Or maybe not.
Shanghai’s New Year’s New Year’s celebration was particularly spectacular this year and included a show using 2,000 drones.
Lighted drones formed variety of images including colored shapes, a man running across the sky, and numbers counting down the seconds until midnight.
Shanghai, indeed much of coastal China, has seen repeated patterns of GPS jamming and spoofing over the last year.
And previous drone shows in China have been spoiled by by interference with navigation signals. One incident was reported by Chinese media in May 2018 and another in October of that same year.
Given this history, and success of this year’s show, many have speculated that the Chinese government must have made a conscious decision to avoid interference activity for the duration of the celebration.
Others have suggested that perhaps that GPS spoofing was still on-going, but that the drones were using China’s BeiDou satellite navigation system.

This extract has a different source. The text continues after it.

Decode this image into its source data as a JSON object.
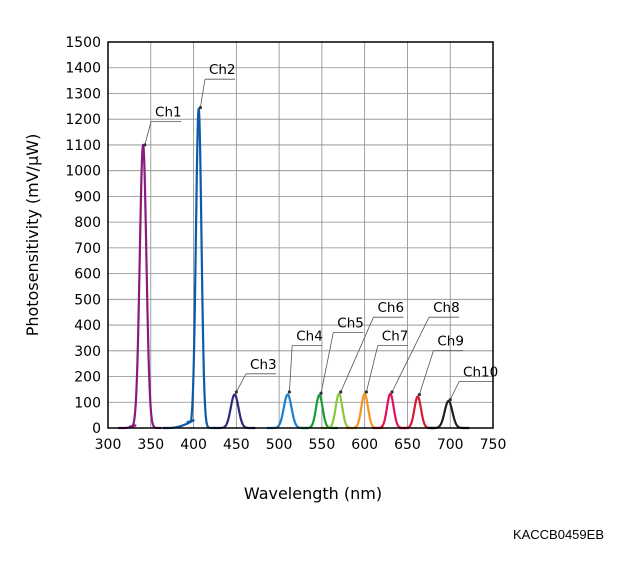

It is possible to interfere with GPS without impacting BeiDou. This would be a riskier option, though, as the two systems operate on nearby frequencies and some “bleed-over” interference could take place.
China has recently announced an increased focus on ensuring PNT information is available to its populace from a variety of differing sources in a “comprehensive” architecture. Such an approach will ensure that users have the critical location and timing information they need regardless of interference with satellite signals.
Given this attention from leadership, it is likely that the need for unimpeded navigation was taken well into account before the recent drone show in Shanghai.
Also that we are not likely to see many future reports of drone shows in China being disrupted by nav system interference.